Sorry if this post lacked the usual PIZZAZZ you have come to expect from me. If you actually paid attention to what you were reading, you know I haven't been at my best the last few days. Bear with me. We'll get things back on track. I just need some time to recouperate.

5 comments:

Ramblings from an Old Woman that lived in a shoe. said...

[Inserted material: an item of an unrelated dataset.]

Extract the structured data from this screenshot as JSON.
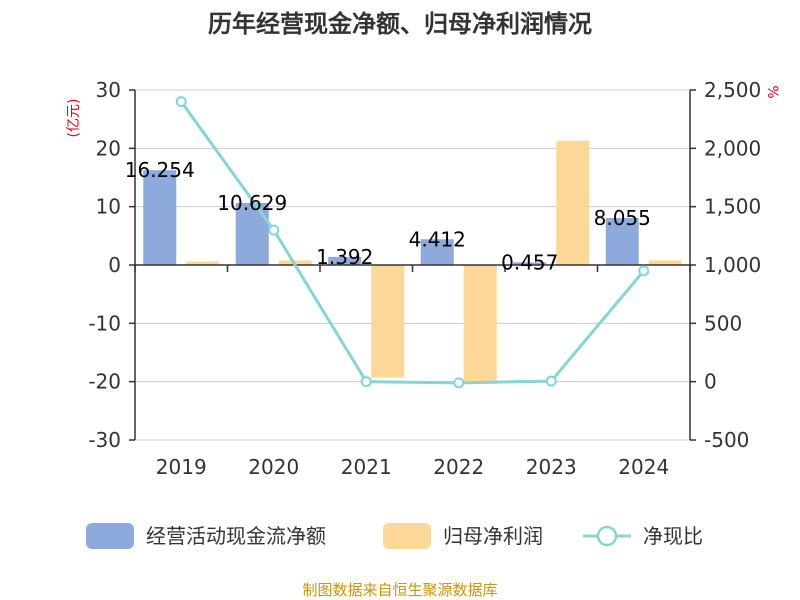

BUT YOU NEVER TOLD US WHAT THE KICK COUNT WAS. I WANT TO KNOW IF WE HAVE A LITTLE SOCCER PLAYER IN THERE. WE ALREADY HAVE.
A GOLFER
A CHEERLEADER
A FOOTBALL PLAYER
A BASEBALL PLAYER

WE NEED A SOCCER PLAYER...ANY CHANCE??

Ellie's Mommie said...

Hmm... well, she's supposed to kick 10 times in one hour... she accomplishes this feat in 10 minutes. She might just be a soccer player. Are you happy?

captain corky said...

My wife and I are expecting our first child in July, and I too have dreams of world domination. It seems that we have a lot in common Ellie's Mommie. I'm supprised you never made it over to the log. It's a wonderful place

Feel better.

Chris said...

Hope you are feeling better honey.

"cherry flavored yard ass" heh. heh.hehehe.

Ramblings from an Old Woman that lived in a shoe. said...

Are you still among the living?? You and Randomness, Chris and Cletus, all sick at the same time.. I'M BORED, DAMN I'M BORED..HAVE I TOLD YOU I'M BORED???